Ferdinand Muheto Wintare
Director, Bumwe Basic School

Most schools are open to all students, including those with disabilities. Access ramps will be provided in the schools under construction.

In order to ensure learning continuity during crises, 137,000 children have received school supplies, 2,000 teachers have received teaching materials, and more than 10,000 students have attended remedial classes.

A total of 34,500 children have received school meals daily; 1,850 focal points have been trained and assigned to schools to provide psychosocial care for students and teachers; and close to 300,000 students and teachers have benefited from action to raise awareness of mental health and psychosocial well-being.

Adapting program implementation to local conditions

In some cases, existing schools or schools being rehabilitated face water supply problems. For instance, in some localities, water rationing regulations prevent optimal use of such infrastructure as handwashing facilities. At the Busoro Basic School, water is available only three days a week.

In addition, the integration of displaced students in their new environment can be problematic. In border areas such as Busoni in the north of the country (on the border with Rwanda), there are, as indicated by Léandre Nkunzimana, provincial Director of Education, "numerous repatriates and many returnee children who do not have a sound understanding of Kirundi because many of them have started learning English. That makes learning difficult both for them and for the teachers."

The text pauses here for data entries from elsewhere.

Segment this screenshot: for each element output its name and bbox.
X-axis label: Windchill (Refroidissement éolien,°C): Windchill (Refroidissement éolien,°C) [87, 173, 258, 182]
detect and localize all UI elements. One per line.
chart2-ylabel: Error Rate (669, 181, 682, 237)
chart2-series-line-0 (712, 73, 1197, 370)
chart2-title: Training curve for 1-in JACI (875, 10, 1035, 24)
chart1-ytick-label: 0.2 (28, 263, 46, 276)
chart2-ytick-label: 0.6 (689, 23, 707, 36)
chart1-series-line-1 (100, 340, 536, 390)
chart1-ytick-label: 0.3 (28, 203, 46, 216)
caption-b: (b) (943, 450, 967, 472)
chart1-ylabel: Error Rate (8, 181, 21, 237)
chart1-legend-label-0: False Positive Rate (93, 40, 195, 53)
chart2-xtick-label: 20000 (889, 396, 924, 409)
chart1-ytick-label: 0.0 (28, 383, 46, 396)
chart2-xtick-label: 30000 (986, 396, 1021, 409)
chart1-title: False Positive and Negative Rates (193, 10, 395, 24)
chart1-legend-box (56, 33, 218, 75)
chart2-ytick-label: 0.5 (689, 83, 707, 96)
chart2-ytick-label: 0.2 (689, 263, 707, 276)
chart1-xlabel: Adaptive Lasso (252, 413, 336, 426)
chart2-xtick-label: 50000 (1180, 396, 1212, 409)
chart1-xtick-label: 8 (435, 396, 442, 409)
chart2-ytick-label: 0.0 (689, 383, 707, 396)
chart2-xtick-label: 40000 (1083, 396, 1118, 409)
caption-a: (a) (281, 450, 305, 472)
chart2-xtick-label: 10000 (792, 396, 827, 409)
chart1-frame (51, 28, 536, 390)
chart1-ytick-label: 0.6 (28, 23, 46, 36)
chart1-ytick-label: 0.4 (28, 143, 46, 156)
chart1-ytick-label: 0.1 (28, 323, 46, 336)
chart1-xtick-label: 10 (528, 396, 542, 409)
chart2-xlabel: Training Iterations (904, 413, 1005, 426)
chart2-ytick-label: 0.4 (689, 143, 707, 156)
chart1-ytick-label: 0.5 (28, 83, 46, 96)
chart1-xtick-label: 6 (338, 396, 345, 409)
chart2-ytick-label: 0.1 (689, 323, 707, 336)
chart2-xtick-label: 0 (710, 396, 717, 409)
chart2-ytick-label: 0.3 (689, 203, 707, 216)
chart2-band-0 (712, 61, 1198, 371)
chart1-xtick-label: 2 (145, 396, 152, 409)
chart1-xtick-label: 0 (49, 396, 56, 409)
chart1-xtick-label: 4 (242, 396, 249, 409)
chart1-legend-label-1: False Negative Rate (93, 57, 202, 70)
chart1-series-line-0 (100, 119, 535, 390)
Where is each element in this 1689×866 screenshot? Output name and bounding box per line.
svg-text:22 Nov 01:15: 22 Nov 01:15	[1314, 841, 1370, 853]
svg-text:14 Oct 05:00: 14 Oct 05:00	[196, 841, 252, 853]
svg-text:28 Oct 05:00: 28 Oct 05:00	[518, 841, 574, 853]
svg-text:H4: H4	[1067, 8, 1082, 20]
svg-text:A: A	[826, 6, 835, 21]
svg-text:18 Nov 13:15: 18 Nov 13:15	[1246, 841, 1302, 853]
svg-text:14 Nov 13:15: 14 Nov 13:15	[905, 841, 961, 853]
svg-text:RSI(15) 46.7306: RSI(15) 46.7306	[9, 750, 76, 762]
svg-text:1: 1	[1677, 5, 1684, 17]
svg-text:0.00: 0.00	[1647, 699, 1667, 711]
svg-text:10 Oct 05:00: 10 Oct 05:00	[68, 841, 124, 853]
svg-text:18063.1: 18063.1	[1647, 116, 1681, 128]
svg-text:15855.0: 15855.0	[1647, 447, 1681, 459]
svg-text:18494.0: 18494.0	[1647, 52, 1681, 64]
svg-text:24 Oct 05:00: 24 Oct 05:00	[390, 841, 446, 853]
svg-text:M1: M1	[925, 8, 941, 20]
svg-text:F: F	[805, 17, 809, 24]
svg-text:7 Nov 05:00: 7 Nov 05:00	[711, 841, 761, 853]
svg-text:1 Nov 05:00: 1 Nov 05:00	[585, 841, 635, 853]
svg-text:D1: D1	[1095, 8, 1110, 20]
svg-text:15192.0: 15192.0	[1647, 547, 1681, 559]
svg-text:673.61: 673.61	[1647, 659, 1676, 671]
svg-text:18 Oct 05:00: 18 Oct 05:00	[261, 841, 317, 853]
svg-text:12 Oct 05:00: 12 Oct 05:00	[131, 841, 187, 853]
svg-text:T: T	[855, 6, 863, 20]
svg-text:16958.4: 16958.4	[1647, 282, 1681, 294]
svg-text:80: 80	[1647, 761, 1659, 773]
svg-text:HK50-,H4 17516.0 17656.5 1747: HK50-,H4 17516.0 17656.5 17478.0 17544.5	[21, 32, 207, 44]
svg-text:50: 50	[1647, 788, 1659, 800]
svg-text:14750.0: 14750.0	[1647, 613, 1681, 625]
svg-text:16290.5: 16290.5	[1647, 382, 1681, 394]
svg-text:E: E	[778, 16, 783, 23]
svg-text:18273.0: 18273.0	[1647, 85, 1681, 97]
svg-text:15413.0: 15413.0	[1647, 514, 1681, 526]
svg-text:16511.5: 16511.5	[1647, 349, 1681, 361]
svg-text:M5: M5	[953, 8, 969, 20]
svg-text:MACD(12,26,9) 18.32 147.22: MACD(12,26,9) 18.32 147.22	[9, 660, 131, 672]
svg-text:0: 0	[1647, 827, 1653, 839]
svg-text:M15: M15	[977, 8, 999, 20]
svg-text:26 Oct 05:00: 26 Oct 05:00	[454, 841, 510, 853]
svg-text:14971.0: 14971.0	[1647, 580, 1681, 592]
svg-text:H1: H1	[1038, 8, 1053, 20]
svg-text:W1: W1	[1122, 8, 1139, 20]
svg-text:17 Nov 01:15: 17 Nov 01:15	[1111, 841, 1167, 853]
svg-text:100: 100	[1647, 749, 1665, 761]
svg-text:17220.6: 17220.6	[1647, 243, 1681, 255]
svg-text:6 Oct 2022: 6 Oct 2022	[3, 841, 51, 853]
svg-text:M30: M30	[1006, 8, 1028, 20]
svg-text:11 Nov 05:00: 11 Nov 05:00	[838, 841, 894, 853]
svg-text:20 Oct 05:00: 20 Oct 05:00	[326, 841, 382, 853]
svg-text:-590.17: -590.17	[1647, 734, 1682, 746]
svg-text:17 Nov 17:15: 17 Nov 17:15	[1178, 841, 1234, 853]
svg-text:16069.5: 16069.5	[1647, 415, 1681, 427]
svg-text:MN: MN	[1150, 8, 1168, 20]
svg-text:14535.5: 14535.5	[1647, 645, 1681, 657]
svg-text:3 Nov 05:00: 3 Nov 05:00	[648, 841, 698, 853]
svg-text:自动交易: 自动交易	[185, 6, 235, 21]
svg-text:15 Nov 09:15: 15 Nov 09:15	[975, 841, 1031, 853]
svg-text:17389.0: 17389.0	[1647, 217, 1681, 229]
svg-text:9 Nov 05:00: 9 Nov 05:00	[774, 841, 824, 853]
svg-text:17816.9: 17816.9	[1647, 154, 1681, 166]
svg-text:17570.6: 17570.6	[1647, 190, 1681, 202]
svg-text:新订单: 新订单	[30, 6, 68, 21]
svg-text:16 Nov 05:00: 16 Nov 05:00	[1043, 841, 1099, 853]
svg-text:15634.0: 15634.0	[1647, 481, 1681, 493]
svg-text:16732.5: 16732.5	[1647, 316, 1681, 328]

Special measures have been adopted to meet such challenges. In Mutimbuzi, for instance, where the newly built school is not connected to the municipal water supply network, a roof rainwater harvesting system has been put in place. A 2,500-liter tank will supply the water thus collected to handwashing facilities and latrines.

Remedial classes organized in certain schools enable repatriated children to catch up.

The results achieved so far are attributable to the partnership-based approach adopted by GPE, UNICEF, and the various local and national implementing partners. The involvement of the ministry of education, local authorities and community participation help ensure ownership of the program and prevention of issues that could have arisen during its implementation.